EXTRA points on last shot scores SPECIAL

One, Two, or More Players 

It's Fun to Compete!

Martin hated bowling alleys.

He left the pinball machine, turned over three (or was it four?) drinks in the lounge and then slipped out through the glass door, closing off the ringing of the machine and the cries of children, the clicking of disposable cocktail tumblers, the clapping of the Thursday Nite League down on the lanes and the clattering work of the automatic pinspotters—a dull and numbing sound, something between the thud of vinyl and the knock of real wood.

He got into his car and drove back across town, passing the old Seventh Day Adventist campground on the way; he saw that sometime since his last visit to Santa Mara it had been cleared and a Zody's Discount Department Store put up in its place.

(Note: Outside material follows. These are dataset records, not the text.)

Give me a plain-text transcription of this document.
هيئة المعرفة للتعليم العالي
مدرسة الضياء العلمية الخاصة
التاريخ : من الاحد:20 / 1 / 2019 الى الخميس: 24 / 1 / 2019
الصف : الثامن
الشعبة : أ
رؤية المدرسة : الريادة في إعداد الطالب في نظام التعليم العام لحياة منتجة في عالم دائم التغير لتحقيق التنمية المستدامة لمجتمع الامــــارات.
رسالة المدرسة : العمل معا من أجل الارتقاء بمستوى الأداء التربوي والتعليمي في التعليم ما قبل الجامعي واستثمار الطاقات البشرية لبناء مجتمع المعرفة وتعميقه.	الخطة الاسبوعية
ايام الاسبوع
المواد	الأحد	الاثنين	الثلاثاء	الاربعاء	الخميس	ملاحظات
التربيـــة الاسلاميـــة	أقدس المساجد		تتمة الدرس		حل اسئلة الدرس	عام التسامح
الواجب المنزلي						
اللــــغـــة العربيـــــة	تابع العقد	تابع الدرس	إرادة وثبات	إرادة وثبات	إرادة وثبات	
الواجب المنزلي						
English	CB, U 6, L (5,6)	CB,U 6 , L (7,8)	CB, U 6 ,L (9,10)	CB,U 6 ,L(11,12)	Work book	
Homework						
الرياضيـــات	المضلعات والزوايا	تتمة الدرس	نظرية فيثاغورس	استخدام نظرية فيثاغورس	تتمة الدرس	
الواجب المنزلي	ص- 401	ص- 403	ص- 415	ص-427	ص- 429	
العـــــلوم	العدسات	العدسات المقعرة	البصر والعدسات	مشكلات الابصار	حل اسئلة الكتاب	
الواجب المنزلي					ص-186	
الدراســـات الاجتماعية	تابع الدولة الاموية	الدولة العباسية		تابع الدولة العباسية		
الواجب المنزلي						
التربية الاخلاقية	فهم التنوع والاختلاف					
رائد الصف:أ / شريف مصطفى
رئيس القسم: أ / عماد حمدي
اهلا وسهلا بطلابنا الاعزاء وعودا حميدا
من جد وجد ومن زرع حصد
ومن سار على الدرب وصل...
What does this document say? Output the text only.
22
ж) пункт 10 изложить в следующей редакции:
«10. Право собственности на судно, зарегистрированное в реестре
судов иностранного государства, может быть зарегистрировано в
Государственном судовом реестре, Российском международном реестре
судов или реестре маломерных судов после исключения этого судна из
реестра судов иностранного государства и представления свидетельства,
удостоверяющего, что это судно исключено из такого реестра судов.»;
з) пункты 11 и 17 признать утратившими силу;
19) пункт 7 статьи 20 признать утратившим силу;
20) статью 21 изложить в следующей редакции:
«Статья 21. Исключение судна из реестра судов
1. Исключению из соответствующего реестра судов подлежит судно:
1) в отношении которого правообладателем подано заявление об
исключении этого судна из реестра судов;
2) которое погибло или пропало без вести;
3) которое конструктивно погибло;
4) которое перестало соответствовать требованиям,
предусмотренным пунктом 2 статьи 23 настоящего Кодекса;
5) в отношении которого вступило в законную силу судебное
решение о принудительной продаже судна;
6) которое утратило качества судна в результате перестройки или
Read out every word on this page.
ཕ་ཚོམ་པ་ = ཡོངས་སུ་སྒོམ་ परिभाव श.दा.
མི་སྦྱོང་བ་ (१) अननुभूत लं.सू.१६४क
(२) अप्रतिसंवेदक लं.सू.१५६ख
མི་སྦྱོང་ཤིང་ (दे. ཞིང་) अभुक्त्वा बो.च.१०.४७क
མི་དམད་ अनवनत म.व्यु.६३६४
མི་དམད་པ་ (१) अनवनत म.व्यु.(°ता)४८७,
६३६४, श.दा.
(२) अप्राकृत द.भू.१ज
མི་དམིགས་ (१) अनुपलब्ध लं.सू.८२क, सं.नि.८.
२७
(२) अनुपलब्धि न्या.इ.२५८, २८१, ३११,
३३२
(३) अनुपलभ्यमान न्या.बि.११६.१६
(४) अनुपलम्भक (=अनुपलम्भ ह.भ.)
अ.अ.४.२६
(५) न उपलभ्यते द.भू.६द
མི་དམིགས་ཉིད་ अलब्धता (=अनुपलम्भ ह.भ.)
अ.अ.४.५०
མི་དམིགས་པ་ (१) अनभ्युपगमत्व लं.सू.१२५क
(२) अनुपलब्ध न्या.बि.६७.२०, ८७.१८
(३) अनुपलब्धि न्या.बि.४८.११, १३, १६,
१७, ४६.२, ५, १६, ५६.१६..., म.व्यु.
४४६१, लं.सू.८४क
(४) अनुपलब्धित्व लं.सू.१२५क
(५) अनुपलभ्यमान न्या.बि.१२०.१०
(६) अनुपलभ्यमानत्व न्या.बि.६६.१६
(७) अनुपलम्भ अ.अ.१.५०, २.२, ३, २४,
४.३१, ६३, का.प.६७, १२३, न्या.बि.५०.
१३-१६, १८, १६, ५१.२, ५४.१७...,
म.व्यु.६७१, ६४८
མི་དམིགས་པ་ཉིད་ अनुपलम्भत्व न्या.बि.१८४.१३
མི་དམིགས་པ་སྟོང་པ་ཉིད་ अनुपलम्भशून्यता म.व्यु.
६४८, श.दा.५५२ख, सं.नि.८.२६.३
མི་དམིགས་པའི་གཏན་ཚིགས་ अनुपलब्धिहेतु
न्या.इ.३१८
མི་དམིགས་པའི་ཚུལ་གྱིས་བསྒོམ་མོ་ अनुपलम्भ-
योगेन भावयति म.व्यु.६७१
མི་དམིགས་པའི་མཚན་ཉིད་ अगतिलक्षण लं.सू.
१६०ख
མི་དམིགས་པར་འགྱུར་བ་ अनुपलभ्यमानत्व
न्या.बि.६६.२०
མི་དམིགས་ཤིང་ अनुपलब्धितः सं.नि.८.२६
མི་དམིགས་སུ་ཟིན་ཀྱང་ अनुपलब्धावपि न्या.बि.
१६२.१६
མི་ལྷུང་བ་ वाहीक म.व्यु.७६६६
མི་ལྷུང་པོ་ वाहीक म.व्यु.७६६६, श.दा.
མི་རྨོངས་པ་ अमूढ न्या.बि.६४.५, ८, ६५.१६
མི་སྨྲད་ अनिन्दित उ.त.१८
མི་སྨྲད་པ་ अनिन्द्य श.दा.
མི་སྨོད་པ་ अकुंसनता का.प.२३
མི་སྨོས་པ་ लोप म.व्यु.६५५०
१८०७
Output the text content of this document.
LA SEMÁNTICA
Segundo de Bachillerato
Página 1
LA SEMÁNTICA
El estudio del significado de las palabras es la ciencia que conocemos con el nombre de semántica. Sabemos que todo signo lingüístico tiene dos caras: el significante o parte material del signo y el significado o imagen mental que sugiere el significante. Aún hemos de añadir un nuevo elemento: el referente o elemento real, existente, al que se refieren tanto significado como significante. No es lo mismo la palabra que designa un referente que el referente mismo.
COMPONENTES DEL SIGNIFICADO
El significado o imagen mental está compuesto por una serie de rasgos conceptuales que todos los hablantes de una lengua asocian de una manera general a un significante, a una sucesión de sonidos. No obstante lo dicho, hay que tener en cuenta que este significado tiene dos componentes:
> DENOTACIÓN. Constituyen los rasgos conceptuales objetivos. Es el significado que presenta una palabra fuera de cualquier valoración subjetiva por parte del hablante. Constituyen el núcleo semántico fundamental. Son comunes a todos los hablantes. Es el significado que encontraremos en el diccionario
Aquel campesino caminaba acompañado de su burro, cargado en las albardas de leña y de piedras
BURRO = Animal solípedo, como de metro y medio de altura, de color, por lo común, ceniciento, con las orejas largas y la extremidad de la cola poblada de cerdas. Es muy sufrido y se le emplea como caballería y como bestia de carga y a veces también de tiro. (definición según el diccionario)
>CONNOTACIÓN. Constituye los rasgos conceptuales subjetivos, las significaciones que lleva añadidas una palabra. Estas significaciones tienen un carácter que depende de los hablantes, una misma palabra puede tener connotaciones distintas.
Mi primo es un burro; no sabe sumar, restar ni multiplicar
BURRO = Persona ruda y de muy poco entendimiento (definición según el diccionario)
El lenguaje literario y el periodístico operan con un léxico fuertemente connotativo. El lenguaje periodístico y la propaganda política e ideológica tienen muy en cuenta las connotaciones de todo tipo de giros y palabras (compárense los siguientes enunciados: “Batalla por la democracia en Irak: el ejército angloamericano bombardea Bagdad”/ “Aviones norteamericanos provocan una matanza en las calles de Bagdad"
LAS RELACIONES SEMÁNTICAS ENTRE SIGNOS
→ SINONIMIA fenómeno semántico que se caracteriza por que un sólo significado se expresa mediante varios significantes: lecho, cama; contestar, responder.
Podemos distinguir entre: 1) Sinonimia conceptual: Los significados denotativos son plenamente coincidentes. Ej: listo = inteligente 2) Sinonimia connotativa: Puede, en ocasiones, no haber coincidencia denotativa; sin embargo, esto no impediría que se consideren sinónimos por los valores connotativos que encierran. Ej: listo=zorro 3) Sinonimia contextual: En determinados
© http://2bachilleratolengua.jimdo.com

He passed the park, slowing by the picnic tables. Beyond the firepits the old natatorium still stood; he noticed that most of the high windows had been broken out by vandals, so that the building now appeared somehow foreboding, the jagged remnants of panes reflecting the night breeze's strafing of the cold waters inside.

He passed the war memorial cannon, and almost stopped there. Had he, as a child, ever carved his initials into the gray paint? He couldn't remember. As he drew alongside, he saw that it had been decorated with a dark, intricate pattern. Then he recognized the matrix as a web of spray-can gang writing. It covered everything. He could not make out any of the hieroglyphs.

He drove on.

He passed many vaguely familiar tree-shrouded streets, but did not turn into any of them.